Which eerie solitary cry brought the pigeons out of their nests in thousands, to wheel and whirl madly in their fright before resettling in the facade of the palaces, of the niches and nooks of the temples, and the slender minarets of the Mosque of Aurangzeb.
Bending backwards Leonie laughed up at the priest above, whose body was running blood, then descending the last three steps worn by the feet of thousands of pilgrims, and tilted by time and the resistless waters, flung out her arms and sank beneath the surface while the great plaits of hair floated towards the man and crept about his waist like loving, living arms.
Three times she sank, and three times she rose, singing gently to herself, while great tremors shook the man from his turbaned head to his slender feet.
Love or religion? Who knows!
Are they divided by much more than the breadth of a hair?

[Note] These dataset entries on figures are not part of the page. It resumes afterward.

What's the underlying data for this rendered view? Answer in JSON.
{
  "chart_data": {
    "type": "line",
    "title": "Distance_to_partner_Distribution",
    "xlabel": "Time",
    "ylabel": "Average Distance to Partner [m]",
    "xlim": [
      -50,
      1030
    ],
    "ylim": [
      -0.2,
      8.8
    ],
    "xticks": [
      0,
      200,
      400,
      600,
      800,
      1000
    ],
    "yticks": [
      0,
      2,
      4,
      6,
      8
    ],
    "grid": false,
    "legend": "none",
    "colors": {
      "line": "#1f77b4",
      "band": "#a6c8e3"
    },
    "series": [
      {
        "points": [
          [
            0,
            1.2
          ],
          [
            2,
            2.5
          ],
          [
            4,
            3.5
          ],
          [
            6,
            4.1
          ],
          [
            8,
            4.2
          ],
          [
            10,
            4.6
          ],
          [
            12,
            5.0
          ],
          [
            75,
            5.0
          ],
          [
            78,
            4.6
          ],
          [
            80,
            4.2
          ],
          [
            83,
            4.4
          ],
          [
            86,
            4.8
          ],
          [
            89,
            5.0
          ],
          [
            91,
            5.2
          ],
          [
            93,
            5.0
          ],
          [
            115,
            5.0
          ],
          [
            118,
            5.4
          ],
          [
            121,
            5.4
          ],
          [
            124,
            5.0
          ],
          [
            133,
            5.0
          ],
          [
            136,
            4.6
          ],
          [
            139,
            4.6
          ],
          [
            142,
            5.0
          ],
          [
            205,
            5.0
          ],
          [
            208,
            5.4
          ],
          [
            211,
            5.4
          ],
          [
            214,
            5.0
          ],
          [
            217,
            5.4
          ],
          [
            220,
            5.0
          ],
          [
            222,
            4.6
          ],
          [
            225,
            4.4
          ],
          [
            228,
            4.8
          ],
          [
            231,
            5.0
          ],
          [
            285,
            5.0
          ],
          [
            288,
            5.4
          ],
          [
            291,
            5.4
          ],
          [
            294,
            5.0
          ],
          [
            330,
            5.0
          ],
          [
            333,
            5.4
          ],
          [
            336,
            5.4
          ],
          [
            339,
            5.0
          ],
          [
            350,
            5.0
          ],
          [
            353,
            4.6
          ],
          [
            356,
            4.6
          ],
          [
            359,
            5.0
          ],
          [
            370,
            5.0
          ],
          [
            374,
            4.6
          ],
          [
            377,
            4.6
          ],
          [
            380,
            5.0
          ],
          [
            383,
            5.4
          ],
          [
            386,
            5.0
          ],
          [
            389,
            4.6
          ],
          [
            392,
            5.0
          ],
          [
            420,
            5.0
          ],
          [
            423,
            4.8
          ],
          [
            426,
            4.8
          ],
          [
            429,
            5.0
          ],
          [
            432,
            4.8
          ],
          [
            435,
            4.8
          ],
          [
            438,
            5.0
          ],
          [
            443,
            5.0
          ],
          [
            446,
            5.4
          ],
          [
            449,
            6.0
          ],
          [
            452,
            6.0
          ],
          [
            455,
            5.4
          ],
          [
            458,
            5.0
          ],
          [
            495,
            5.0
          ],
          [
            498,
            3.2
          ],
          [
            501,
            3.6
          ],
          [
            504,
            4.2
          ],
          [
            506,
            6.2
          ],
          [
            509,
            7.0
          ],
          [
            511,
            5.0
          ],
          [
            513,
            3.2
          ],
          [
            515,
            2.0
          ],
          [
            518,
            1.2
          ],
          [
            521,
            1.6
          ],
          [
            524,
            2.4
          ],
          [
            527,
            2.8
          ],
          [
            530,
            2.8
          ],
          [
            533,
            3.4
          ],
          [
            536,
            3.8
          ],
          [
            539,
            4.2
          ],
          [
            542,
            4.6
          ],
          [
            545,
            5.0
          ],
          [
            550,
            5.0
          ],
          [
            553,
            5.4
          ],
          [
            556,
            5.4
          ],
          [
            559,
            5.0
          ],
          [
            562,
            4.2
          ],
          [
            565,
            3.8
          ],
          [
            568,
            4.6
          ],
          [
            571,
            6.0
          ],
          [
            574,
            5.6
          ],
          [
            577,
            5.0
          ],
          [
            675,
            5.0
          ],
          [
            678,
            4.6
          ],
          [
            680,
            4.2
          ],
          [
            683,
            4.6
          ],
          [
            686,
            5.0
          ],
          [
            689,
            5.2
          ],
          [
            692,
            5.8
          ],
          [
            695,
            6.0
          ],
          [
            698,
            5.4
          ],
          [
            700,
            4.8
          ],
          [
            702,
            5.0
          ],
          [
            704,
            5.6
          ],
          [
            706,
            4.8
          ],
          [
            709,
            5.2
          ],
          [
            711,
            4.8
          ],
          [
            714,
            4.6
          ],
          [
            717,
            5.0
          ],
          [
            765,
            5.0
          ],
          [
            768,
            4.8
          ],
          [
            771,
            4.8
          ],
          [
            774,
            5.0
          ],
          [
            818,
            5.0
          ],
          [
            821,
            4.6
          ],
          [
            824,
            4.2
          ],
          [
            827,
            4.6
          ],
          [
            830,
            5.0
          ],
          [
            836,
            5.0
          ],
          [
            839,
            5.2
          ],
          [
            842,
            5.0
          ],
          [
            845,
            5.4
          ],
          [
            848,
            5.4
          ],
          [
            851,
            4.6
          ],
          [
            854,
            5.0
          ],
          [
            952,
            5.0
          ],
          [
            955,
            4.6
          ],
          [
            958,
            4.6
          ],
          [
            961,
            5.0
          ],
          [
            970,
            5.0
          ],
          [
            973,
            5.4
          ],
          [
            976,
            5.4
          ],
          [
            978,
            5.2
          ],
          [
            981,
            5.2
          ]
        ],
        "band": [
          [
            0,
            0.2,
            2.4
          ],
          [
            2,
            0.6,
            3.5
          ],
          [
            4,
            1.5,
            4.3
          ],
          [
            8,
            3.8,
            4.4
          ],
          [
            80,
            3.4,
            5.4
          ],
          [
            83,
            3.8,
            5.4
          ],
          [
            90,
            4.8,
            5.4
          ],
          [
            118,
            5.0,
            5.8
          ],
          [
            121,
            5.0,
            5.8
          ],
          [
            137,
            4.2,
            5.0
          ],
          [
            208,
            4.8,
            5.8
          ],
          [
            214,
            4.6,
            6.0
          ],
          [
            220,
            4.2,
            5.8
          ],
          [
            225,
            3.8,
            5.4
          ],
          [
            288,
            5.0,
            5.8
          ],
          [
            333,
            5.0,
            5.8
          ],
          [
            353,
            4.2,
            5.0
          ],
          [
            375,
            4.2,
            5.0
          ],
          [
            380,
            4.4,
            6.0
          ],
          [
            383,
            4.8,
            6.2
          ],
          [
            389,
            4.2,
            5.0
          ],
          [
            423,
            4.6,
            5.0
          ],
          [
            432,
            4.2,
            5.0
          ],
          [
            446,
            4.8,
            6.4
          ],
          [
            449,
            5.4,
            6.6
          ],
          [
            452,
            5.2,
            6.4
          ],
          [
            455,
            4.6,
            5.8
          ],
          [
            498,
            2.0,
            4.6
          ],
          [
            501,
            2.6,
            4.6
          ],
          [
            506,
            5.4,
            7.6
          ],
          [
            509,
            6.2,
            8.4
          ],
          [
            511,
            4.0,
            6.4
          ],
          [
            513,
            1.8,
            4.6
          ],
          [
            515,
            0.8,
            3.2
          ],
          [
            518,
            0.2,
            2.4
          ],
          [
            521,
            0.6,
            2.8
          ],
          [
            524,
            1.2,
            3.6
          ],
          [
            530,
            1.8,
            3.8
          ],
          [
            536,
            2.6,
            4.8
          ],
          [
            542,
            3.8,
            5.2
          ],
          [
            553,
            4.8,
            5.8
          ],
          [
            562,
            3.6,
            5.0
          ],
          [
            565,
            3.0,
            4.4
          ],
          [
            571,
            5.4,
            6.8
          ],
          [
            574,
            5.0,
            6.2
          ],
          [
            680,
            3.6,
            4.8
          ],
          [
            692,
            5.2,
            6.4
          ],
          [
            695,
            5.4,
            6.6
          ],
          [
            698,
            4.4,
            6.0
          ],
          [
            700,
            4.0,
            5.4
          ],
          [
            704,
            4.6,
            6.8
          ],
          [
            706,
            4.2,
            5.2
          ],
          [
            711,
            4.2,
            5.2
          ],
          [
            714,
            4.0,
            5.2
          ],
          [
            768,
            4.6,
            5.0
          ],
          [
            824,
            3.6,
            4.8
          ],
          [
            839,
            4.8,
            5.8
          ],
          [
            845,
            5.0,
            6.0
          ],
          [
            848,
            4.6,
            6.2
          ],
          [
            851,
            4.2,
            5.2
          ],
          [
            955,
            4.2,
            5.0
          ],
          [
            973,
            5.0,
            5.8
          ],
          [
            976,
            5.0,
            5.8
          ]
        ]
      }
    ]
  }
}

Leonie turned and walked up the steps, the wet heavy sheeting hobbling her about the knees and ankles, clinging to her as the skin to the peach, her dripping hair making little pools of holy water upon the holy steps; until, standing upon the one where lay the little crumpled heap of her silken _sari_, she unplaited it and shook it out in the night breeze.
She picked up the _sari_ and the dagger, and ran a finger along the razor edge, looking sideways at the man who moved not an inch when she drove the point of the blade beneath the skin above his heart until the blood ran; neither did she move when he dipped his finger in his own blood and marked her between the brows with the sign of Kali.
The mad priest, frothing at the mouth, swooned upon the slanting temple roof, the drums were silent, the jackals had ceased their indecent noise, being intent doubtless upon the task of tearing some body to pieces before the arrival of the hosts of enemy pariah dogs; and Leonie, beautiful, bewitched Leonie, holding the white _sari_ picked out in silver against her breast, held out her hand, and with the sweetest, maddest laugh in all the world sped like a deer up the great nights of steps.
And at the top when the man, moving swift and as surefooted as a buck, closed in upon her, her heavy drapery folded itself soddenly about her ankles so that when she essayed to save herself she twisted round and fell backwards.
Her mouth quivered in a smile, and her eyes, like stars, flashed back into the flaming ones so near her own as the man, lost to all but his consuming love for the girl, bent above her, and with slender hands crushed her back against the edge of the steps until the skin of her shoulders was torn and bruised.
”As the creeper!” he said, whispering the words of the Vega hymn with his eyes staring straight into her eyes. ”As the creeper has completely embraced the tree so do thou embrace me, that thou mayest be one loving me, that thou mayest be one not going away from me!”